No século XVIII, colocando-se contra a doutrina cartesiana (que, por vezes, queria até ser mais cartesiana que o próprio Descartes), o filósofo e historiador Giambattista Vico alertava contra o perigo de uma excessiva auto-contemplação, produzida pelo cultivo de uma mundividência mecânica e pelo materialismo determinista; com efeito, o aviso de Vico é ainda mais pertinente hoje, quando, em excessiva auto-contemplação, tratamos o inorgânico como estando vivo e o orgânico como sendo lixo — pois que outra coisa não é a actual antropomorfização da Tecnologia, desenhada sem arestas, cada vez mais dúctil e dotada de voz, e a objectificação de seres vivos considerados insignificantes?
A explicação para essa atitude é simples: construímos a Tecnologia — a Máquina — à nossa imagem, intentando a demanda de torná-la tão autónoma e tão inteligente como nós, em arremedo aberrante de um acto sobrenatural de Criação que dizemos não acreditar, mas do qual não sentimos outra coisa a não ser inveja; e no obsessivo desiderato de absorvência na nossa sósia imperfeita sentimos uma distância cada vez mais inconciliável com criaturas que nos recordam ominosamente as nossas raízes animais.
Esse límpido espelho plasma a secreta estratigrafia terionómica que, à guisa de gravidade, faz de nós satélites do mundo natural, em órbita cada vez mais apartada, mas satélites ainda assim. É uma infelicidade imensa que se viva, hoje, num umbroso período de, como dizia Vico, excessiva auto-contemplação: amamos o electrodoméstico e vivissecamos o animal. Crimes hediondos como o recente massacre de animais selvagens no circuito fechado da herdade da Torre Bela por um punhado de ditos caçadores é uma amostra alucinante da doença tecnófila que nos enferma: fotografias do extermínio tiradas com telemóveis pelos perpetradores e publicadas na Internet filtram pela antropomórfica tecnologia a realidade sanguinolenta da chacina, precipitando imagens já solucionadas em unidimensional ilustração de um ajuste de contas com a nossa animalidade, rechaçada à bala e ao obturador em obscena gramática.

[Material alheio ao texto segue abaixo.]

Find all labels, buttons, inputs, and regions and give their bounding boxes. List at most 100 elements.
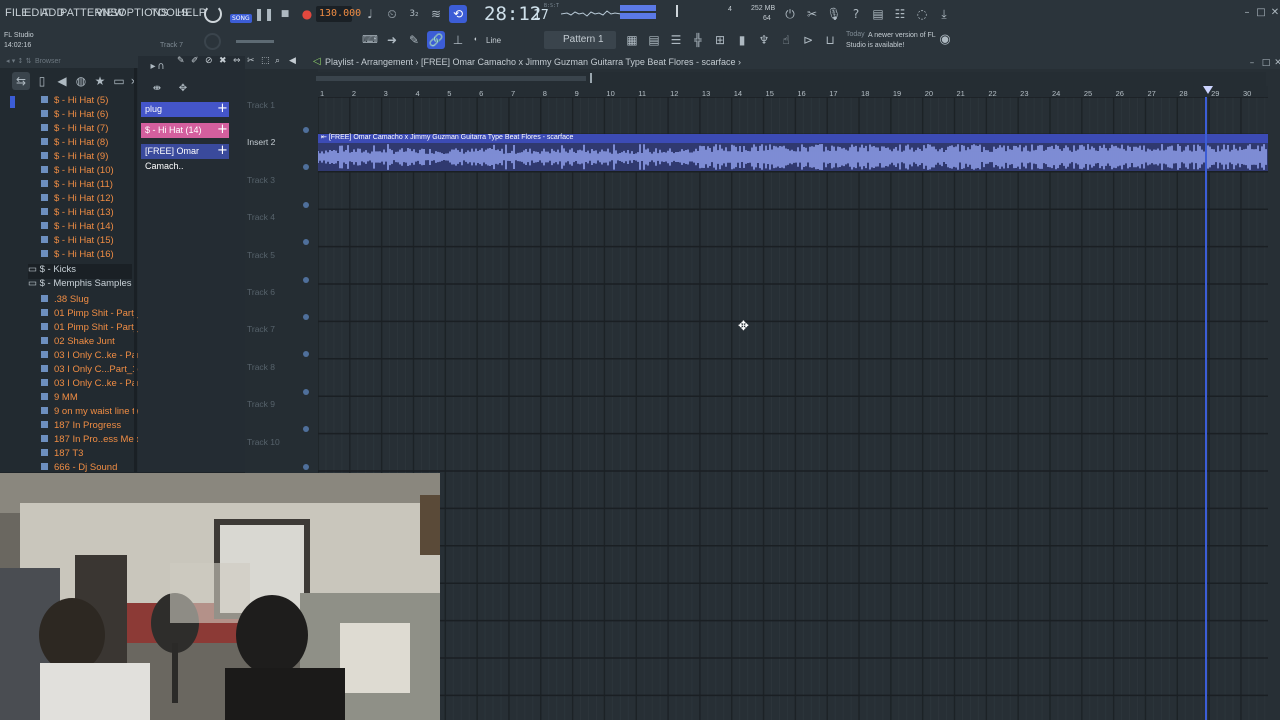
track-header[interactable]: Track 5	[245, 247, 313, 284]
stop-icon[interactable]: ■	[276, 5, 294, 23]
pitch-slider[interactable]	[676, 5, 678, 17]
pattern-selector[interactable]: Pattern 1	[563, 34, 604, 45]
sample-item[interactable]: 187 In Progress	[41, 420, 121, 434]
pause-icon[interactable]: ❚❚	[254, 5, 274, 23]
mixer-view-icon[interactable]: ╬	[689, 31, 707, 49]
browser-item[interactable]: $ - Hi Hat (15)	[41, 235, 114, 249]
blend-notes-icon[interactable]: ≋	[427, 5, 445, 23]
globe-small-icon[interactable]: ◍	[72, 72, 90, 90]
browser-item[interactable]: $ - Hi Hat (8)	[41, 137, 108, 151]
track-header[interactable]: Track 1	[245, 97, 313, 134]
track-header[interactable]: Insert 2	[245, 134, 313, 171]
picker-item-audio-clip[interactable]: [FREE] Omar Camach..	[141, 144, 229, 171]
select-tool-icon[interactable]: ⬚	[261, 56, 270, 66]
sample-item[interactable]: .38 Slug	[41, 294, 89, 308]
sample-item[interactable]: 187 T3	[41, 448, 83, 462]
track-enable-icon[interactable]	[303, 276, 309, 283]
track-enable-icon[interactable]	[303, 351, 309, 358]
browser-item[interactable]: $ - Hi Hat (10)	[41, 165, 114, 179]
slip-tool-icon[interactable]: ⇔	[233, 56, 241, 66]
plugin-icon[interactable]: ♆	[755, 31, 773, 49]
browser-item[interactable]: $ - Hi Hat (9)	[41, 151, 108, 165]
arrangement-grid[interactable]: ⇤ [FREE] Omar Camacho x Jimmy Guzman Gui…	[318, 97, 1268, 720]
browser-tree-icon[interactable]: ⊞	[711, 31, 729, 49]
track-enable-icon[interactable]	[303, 164, 309, 171]
track-enable-icon[interactable]	[303, 388, 309, 395]
magnet-small-icon[interactable]: ∩	[152, 58, 170, 76]
track-header[interactable]: Track 6	[245, 284, 313, 321]
menu-help[interactable]: HELP	[177, 7, 206, 19]
browser-item[interactable]: $ - Hi Hat (14)	[41, 221, 114, 235]
browser-item[interactable]: $ - Hi Hat (13)	[41, 207, 114, 221]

Essa obscenidade frui da superfluidade de todo o conjunto, espécie de happening ao estilo dadaísta ou futurista — e não era à toa que esses movimentos de ruptura idolatravam a velocidade, a metralhadora e a máquina: na constelação novecentista do Novo Homem só são autorizadas armas e ferramentas, instrumentos de Guerra e de Trabalho, as duas olímpicas condições pelas quais o humano descaroça o pêlo, as escamas e as penas que consituem a infernal herança zoomórfica e alcança o hieropódio.
Descartes tentou descobrir como funcionava a imaginação vivissecando cérebros de animais — e, de facto, continuamos a acreditar que a bala e o escalpelo são ferramentas úteis para lidar com a vida. Somos fetichistas da morte: idolatramo-la, como os Futuristas — e, como estes, reservamos o afecto para a Máquina, duplo imortal do barro, a que só falta o sopro da vida para ser Humano 2.0.
Amamos a Máquina como se estivesse viva e amamos personagens fictícias com maior paixão que gente de carne e osso. Amamos os novos nomes e avatares virtuais que inventamos para ocultar a carnalidade. Amamos os assépticos sémen e sangue pixelizados. Amamos tudo aquilo, em suma, em que reconhecemos a nossa imagem transvertida em durável hóstia digital. Amamos o sonho da eternidade robótica, a nuvem da juventude. Como pode o mudo e efémero animal competir com essa brilhante estrela?
Na historiografia de Vico, em A Ciência Nova, o ser humano é um anão que descende de uma espécie gigante pós-diluviana, topos tão metafórico quanto consonante com as doutrinas científicas da época sobre o aparecimento do Homem na Terra. Não obstante o discurso antropogónico actual, que teoria poderia ser tão justamente aplicada ao nosso tempo que a do ser humano como um anão que se acha ainda gigante? Ou que almeja agigantar-se através da liquidação da sua própria animalidade?
No massacre de animais da Torre Bela vejo a caricatura e o aviso de Vico, ecoando barroco do século XVIII: desde essa altura, a única coisa que agigantámos foi a nossa abjecta vaidade. Sinto um nojo visceral por essa vaidade que hoje chamamos de Progresso.